The EU needs an honest assessment of its capabilities and to set limited goals behind which member states can show sustainable unity.
“The road back to European power”, is published after the European Council’s green-light for stage two of Federica Mogherini’s global strategy review, a review that ECFR experts support and have long called for. They assert that the EU can still act effectively in protection of its interests and values -- provided that it is severely realistic in its approach.
To this end, it recommends a strict prioritisation of the challenges Mogherini highlights in her report, with Russia and the Ukraine conflict and crises in the Middle East and North Africa as immediate priorities. To deal with the potential weaknesses of Europe’s internal dynamics of sometimes coinciding, sometimes clashing national interests, it recommends the creation of a group of member state representatives, who can act as an ‘intergovernmental convention’to map member state interests over the coming year.

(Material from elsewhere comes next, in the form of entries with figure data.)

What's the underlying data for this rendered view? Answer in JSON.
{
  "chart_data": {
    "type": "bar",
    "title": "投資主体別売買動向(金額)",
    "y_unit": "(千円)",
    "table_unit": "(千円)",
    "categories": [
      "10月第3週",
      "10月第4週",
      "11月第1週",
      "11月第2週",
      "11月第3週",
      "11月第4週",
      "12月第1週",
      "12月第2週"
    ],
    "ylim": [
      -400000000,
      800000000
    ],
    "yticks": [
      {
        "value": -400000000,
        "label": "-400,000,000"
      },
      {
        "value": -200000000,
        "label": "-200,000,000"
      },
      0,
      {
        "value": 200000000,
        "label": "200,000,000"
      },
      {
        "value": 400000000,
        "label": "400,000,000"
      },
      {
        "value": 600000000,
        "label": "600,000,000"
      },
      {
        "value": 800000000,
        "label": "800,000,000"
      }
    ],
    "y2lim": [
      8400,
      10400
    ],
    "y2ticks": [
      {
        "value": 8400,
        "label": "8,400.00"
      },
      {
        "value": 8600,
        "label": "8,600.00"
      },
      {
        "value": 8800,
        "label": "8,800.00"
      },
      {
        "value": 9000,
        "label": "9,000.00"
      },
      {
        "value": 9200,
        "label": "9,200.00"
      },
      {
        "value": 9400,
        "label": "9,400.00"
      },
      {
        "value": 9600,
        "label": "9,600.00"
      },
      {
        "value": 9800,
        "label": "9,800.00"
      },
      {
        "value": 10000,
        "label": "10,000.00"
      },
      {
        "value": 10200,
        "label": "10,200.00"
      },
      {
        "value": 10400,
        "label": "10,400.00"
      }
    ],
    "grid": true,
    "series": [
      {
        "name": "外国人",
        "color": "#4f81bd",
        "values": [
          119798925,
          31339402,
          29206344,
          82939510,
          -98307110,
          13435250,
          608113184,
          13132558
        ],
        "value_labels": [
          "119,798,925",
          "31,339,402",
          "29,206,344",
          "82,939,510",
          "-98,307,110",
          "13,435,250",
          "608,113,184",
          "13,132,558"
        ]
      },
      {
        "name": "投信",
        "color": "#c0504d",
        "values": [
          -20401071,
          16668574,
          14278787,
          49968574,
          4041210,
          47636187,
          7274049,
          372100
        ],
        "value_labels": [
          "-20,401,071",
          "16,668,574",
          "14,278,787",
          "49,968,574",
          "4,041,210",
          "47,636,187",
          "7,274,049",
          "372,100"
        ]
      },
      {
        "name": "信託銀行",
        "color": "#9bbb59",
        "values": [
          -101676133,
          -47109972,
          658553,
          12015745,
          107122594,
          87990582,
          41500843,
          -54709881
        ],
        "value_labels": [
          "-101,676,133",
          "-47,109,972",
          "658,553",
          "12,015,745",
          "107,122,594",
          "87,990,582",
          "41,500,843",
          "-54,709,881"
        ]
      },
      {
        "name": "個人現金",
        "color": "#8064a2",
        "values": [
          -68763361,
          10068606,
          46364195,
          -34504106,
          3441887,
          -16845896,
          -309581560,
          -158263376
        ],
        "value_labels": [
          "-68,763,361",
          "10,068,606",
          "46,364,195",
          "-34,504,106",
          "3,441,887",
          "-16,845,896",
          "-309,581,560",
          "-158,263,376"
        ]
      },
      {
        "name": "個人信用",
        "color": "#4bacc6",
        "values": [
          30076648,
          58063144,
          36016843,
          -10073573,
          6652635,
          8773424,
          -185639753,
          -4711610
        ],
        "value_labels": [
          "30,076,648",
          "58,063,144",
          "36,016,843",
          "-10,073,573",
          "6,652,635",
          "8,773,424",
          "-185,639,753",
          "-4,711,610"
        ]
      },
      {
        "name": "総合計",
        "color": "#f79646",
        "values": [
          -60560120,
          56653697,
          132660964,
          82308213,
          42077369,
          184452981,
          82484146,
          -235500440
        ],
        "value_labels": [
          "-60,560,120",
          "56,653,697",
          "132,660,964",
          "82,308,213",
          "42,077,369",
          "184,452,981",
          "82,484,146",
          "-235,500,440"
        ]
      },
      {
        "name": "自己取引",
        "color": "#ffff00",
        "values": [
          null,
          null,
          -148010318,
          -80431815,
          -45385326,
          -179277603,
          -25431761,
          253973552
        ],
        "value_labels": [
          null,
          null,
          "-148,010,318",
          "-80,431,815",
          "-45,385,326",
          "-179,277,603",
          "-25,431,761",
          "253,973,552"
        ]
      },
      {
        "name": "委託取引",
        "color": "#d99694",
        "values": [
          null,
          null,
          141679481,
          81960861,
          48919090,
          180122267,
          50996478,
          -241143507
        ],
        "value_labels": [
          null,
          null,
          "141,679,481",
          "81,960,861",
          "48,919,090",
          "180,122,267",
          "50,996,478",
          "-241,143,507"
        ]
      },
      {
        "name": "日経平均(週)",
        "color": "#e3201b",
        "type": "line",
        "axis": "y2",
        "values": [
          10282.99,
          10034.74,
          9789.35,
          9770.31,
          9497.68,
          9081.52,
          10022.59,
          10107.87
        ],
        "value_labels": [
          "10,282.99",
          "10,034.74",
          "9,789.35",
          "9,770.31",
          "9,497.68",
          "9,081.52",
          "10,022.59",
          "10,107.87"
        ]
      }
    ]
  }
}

The paper also recommends a number of key structural and political changes including:
- a prioritised human rights/rule of law agenda for each regional strategy, and notably with China, in order to ensure the ‘values’ element is a clear part of overall European strategy. Where cooperation is required with violators, the EU should avoid the ‘endorsement trap’ : making clear that while we will need to co-operation will be on a transactional basis
- a new division of labour in transatlantic relations whereby the EU plays as central a role in security relations as NATO, and in which Europe’s larger states – notably Germany – take on greater responsibility within the alliance.
On the eastern neighbourhood and Russia, the paper recommends:
- a supportive approach towards the eastern neighbourhood – bolstering their security and economic independence.
- ‘tough love’ – twin tracks of sanctions and outreach towards Russia, making it clear that we want a functioning long-term relationship but one that doesn’t undermine our values.
On the Middle East and North Africa, the paper recommends:
- supporting regional actors taking responsibility for their neighbourhood, but engage in de escalatory diplomacy where we can add value.
- targeting our limited aid where we can make a difference: on states so far less embroiled in the regional turmoil to ensure that they are not pulled further in i.e. Jordan, Lebanon, Morocco and Tunisia
On Africa, the paper recommends
- developing a Euro-African framework for security cooperation in dealing with terrorist groups.
- targeting European aid to support crisis prevention, governance and the rule of law in the continent’s most fragile states, including Liberia, Sierra Leone and Guinea
Susi Dennison, co-author of “The road back to European power” and co-director of ECFR’s European Power programme, said:
“In 2003, Europe was a success story, epitomised by the famous claim 'Europe has never been so prosperous, so secure nor so free'. The rest of the world seemed anxious to emulate us and liberal democracy looked set to spread around the globe.
“In 2015, such optimism is a distant dream. Beset by economic and political travails, the EU and its member states have become anxious, and introverted. Crises burn on Europe’s borders and policy makers are increasingly aware how much global power has leached away from Europe.
“Europe’s global strategy must reflect this new reality. We cannot go on as we have done, aspiring to a leading role and falling short of this when confronted with our new place in the international system.
“Europe still has a strong range of tools at its disposal – diplomatic, developmental, security and economic – and the possibility of adding more military and cyber capabilities to its arsenal. But it will need all member states to come together, determine their shared priorities and assess the prospects for effective action in order for them to be properly deployed”
The European Council on Foreign Relations does not take collective positions. This paper, like all publications of the European Council on Foreign Relations, represents only the views of its authors.